Hal ini berlaku bagi para pelaku pendidikan karena memiliki dampak langsung terhadap kualitas belajar siswa.
n)   Lakukan Tindakan Nyata/Contoh Nyata
Manajer harus menjadi ”lead manager”  bukan “boss manager”. Seorang “lead manager” akan berusaha mengkomunikasikan pandangannya, selalu berusaha mengembangkan kerjasama, meluangkan waktu dan tenaga untuk sistem sehingga dengan adanya contoh nyata, pekerja menyadari cara untuk melakukan pekerjaan yang berkualitas.
Perlu kiranya kami cantumkan disini beberapa faktor yang dapat menyebabkan kegagalan TQM. Apabila suatu organisasi menerapkan TQM dengan cara sebagaimana mereka melaksanakan inovasi manajemen lainnya, atau bahkan bila mereka menganggap TQM sebagai obat mujarrab atau alat penyembuh yang cepat, amak usaha tersebut telah gagal semenjak awal.
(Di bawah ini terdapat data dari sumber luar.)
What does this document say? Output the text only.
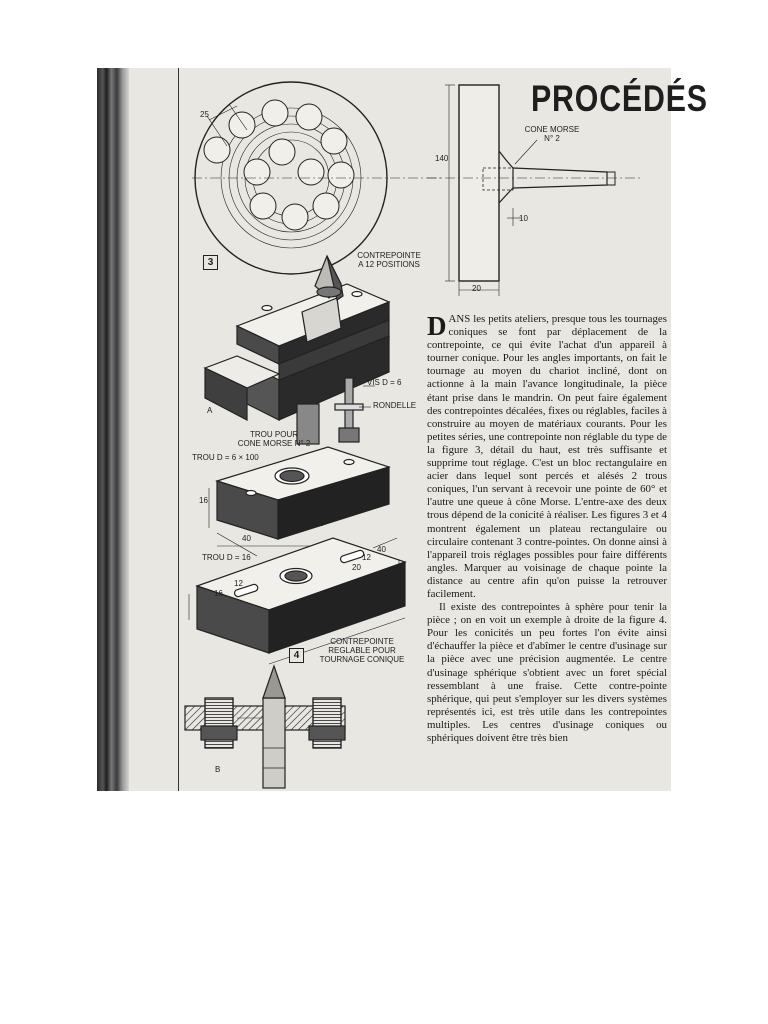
PROCÉDÉS
25
3
CONTREPOINTE
A 12 POSITIONS
140
CONE MORSE
N° 2
10
20
A
VIS D = 6
RONDELLE
TROU POUR
CONE MORSE N° 2
TROU D = 6 × 100
16
75
40
TROU D = 16
40
20
12
16
16
12
100
CONTREPOINTE
REGLABLE POUR
TOURNAGE CONIQUE
4
B

DANS les petits ateliers, presque tous les tournages coniques se font par déplacement de la contrepointe, ce qui évite l'achat d'un appareil à tourner conique. Pour les angles importants, on fait le tournage au moyen du chariot incliné, dont on actionne à la main l'avance longitudinale, la pièce étant prise dans le mandrin. On peut faire également des contrepointes décalées, fixes ou réglables, faciles à construire au moyen de matériaux courants. Pour les petites séries, une contrepointe non réglable du type de la figure 3, détail du haut, est très suffisante et supprime tout réglage. C'est un bloc rectangulaire en acier dans lequel sont percés et alésés 2 trous coniques, l'un servant à recevoir une pointe de 60° et l'autre une queue à cône Morse. L'entre-axe des deux trous dépend de la conicité à réaliser. Les figures 3 et 4 montrent également un plateau rectangulaire ou circulaire contenant 3 contre-pointes. On donne ainsi à l'appareil trois réglages possibles pour faire différents angles. Marquer au voisinage de chaque pointe la distance au centre afin qu'on puisse la retrouver facilement.

Il existe des contrepointes à sphère pour tenir la pièce ; on en voit un exemple à droite de la figure 4. Pour les conicités un peu fortes l'on évite ainsi d'échauffer la pièce et d'abîmer le centre d'usinage sur la pièce avec une précision augmentée. Le centre d'usinage sphérique s'obtient avec un foret spécial ressemblant à une fraise. Cette contre-pointe sphérique, qui peut s'employer sur les divers systèmes représentés ici, est très utile dans les contrepointes multiples. Les centres d'usinage coniques ou sphériques doivent être très bien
TQM merupakan suatu pendekatan baru dan menyeluruh yang membutuhkan perubahan total atas paradigma manajemen tradisional, komitmen jangka panjang, kesatuan tujuan, dan pelatihan-pelatihan khusus.
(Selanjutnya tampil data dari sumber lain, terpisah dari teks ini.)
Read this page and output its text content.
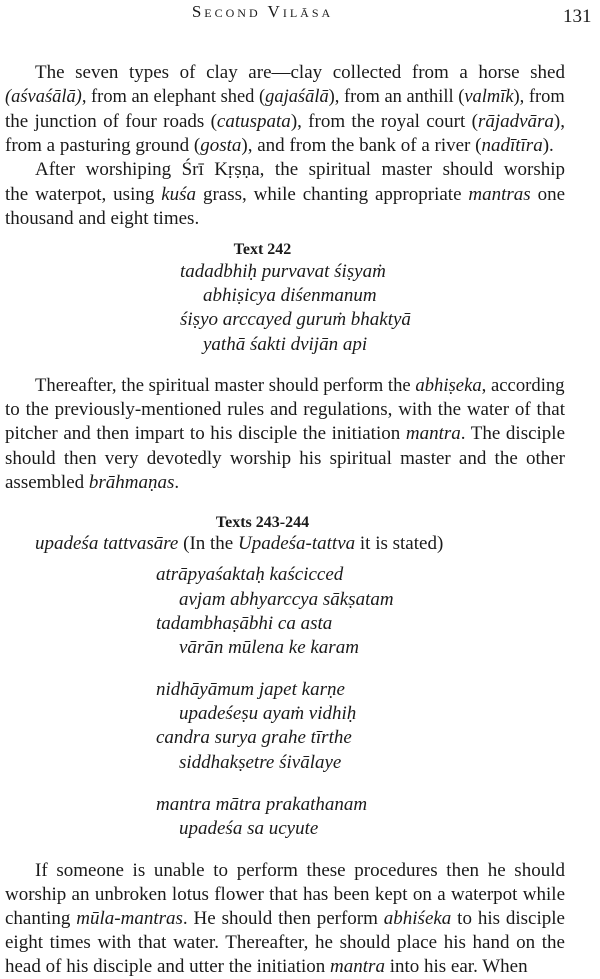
Second Vilāsa	131
The seven types of clay are—clay collected from a horse shed
(aśvaśālā), from an elephant shed (gajaśālā), from an anthill (valmīk), from
the junction of four roads (catuspata), from the royal court (rājadvāra),
from a pasturing ground (gosta), and from the bank of a river (nadītīra).
After worshiping Śrī Kṛṣṇa, the spiritual master should worship
the waterpot, using kuśa grass, while chanting appropriate mantras one
thousand and eight times.
Text 242
tadadbhiḥ purvavat śiṣyaṁ
abhiṣicya diśenmanum
śiṣyo arccayed guruṁ bhaktyā
yathā śakti dvijān api
Thereafter, the spiritual master should perform the abhiṣeka, according
to the previously-mentioned rules and regulations, with the water of that
pitcher and then impart to his disciple the initiation mantra. The disciple
should then very devotedly worship his spiritual master and the other
assembled brāhmaṇas.
Texts 243-244
upadeśa tattvasāre (In the Upadeśa-tattva it is stated)
atrāpyaśaktaḥ kaścicced
avjam abhyarccya sākṣatam
tadambhaṣābhi ca asta
vārān mūlena ke karam
nidhāyāmum japet karṇe
upadeśeṣu ayaṁ vidhiḥ
candra surya grahe tīrthe
siddhakṣetre śivālaye
mantra mātra prakathanam
upadeśa sa ucyute
If someone is unable to perform these procedures then he should
worship an unbroken lotus flower that has been kept on a waterpot while
chanting mūla-mantras. He should then perform abhiśeka to his disciple
eight times with that water. Thereafter, he should place his hand on the
head of his disciple and utter the initiation mantra into his ear. When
Yang Selain karena usaha pelaksanaan yang setengah hati dan harapan-harapan yang tidak realistis, ada pula beberapa kesalahan yang secara umum dilakukan pada saat organisasi memulai inisiatif perbaikan kualitas. Beberapa  kesalahan yang sering dilakukan antara lain:
1)  Delegasi dan kepemimpinan yang tidak baik dari manjemen senior. Pihak manajemenn harus terlibat secara langsung dalam pelaksanaan perbaikan kualitas secara berkesinambungan.
2)  Team mania. Penyelia dan karyawan harus memiliki pemahaman yang baik terhadap perannya masing-masing, perlu diadakan perubahan budaya organisasi.
3)  Proses penyebarluasan (deployment). Inisiatif pengembangan kualitas berbarengan dengan pengembangan rencana untuk yang disatukan dalam seluruh elemen organisasi.
4) Menggunakan pendekatan yang terbatas dan dogmatis. Gunakan pendekatan yang dibutuhkan dan sesuai dengan program-program kualitas masing.
5) Harapan yang terlalu berlebihan dan tidak realistis.
6) Empowerment yang bersifat prematur. Karyawan senantiasa perlu diberi arahan untuk mencapai tujuan dan sasaran yang jelas sehingga tidak melenceng dari jalurnya.[16]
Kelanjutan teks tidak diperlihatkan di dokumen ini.